The visibility of objects, excluding light-emitting ones, is primarily caused by diffuse reflection of light: it is diffusely-scattered light that forms the image of the object in the observer's eye.

==Mechanism==
Diffuse reflection from solids is generally not due to surface roughness. A flat surface is indeed required to give specular reflection, but it does not prevent diffuse reflection. A piece of highly polished white marble remains white; no amount of polishing will turn it into a mirror. Polishing produces some specular reflection, but the remaining light continues to be diffusely reflected.

The most general mechanism by which a surface gives diffuse reflection does not involve ''exactly'' the surface: most of the light is contributed by scattering centers beneath the surface,〔P.Hanrahan and W.Krueger (1993), ''Reflection from layered surfaces due to subsurface scattering'', in (SIGGRAPH ’93 Proceedings, J. T. Kajiya, Ed., vol. 27, pp. 165–174 ).〕〔H.W.Jensen et al. (2001), ''A practical model for subsurface light transport'', in '(Proceedings of ACM SIGGRAPH 2001', pp. 511–518 )〕 as illustrated in Figure 1 at right.
If one were to imagine that the figure represents snow, and that the polygons are its (transparent) ice crystallites, an impinging ray is partially reflected (a few percent) by the first particle, enters in it, is again reflected by the interface with the second particle, enters in it, impinges on the third, and so on, generating a series of "primary" scattered rays in random directions, which, in turn, through the same mechanism, generate a large number of "secondary" scattered rays, which generate "tertiary" rays...〔Only primary and secondary rays are represented in the figure.〕 All these rays walk through the snow crystallytes, which do not absorb light, until they arrive at the surface and exit in random directions.〔Or, if the object is thin, it can exit from the opposite surface, giving diffuse transmitted light.〕 The result is that the light that was sent out is returned in all directions, so that snow is white despite being made of transparent material (ice crystals).
For simplicity, "reflections" are spoken of here, but more generally the interface between the small particles that constitute many materials is irregular on a scale comparable with light wavelength, so diffuse light is generated at each interface, rather than a single reflected ray, but the story can be told the same way.
This mechanism is very general, because almost all common materials are made of "small things" held together.

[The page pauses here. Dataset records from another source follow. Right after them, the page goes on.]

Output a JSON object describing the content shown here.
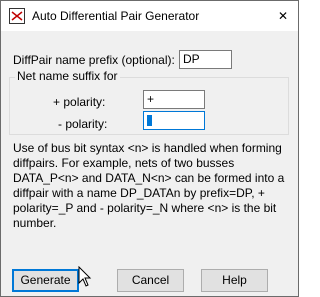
{
  "window": {
    "title": "Auto Differential Pair Generator",
    "icon": "app-icon",
    "close_glyph": "✕"
  },
  "form": {
    "prefix_label": "DiffPair name prefix (optional):",
    "prefix_value": "DP",
    "group_title": "Net name suffix for",
    "plus_label": "+ polarity:",
    "plus_value": "+",
    "minus_label": "- polarity:",
    "minus_value": ""
  },
  "description": "Use of bus bit syntax <n> is handled when forming diffpairs. For example, nets of two busses DATA_P<n> and DATA_N<n> can be formed into a diffpair with a name DP_DATAn by prefix=DP, + polarity=_P and - polarity=_N where <n> is the bit number.",
  "buttons": {
    "generate": "Generate",
    "cancel": "Cancel",
    "help": "Help"
  },
  "colors": {
    "accent": "#0078d7",
    "dialog_bg": "#f0f0f0"
  }
}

Mineral materials are generally polycrystalline: one can describe them as made of a 3D mosaic of small, irregularly shaped defective crystals. Organic materials are usually composed of fibers or cells, with their membranes and their complex internal structure. And each interface, inhomogeneity or imperfection can deviate, reflect or scatter light, reproducing the above mechanism.
Few materials don't follow it: among them are metals, which do not allow light to enter; gases, liquids, glass, and transparent plastics (which have a liquid-like amorphous microscopic structure); single crystals, such as some gems or a salt crystal; and some very special materials, such as the tissues which make the cornea and the lens of an eye. These materials can reflect diffusely, however, if their surface is microscopically rough, like in a frost glass (Figure 2), or, of course, if their homogeneous structure deteriorates, as in the eye lens.
A surface may also exhibit both specular and diffuse reflection, as is the case, for example, of glossy paints as used in home painting, which give also a fraction of specular reflection, while matte paints give almost exclusively diffuse reflection.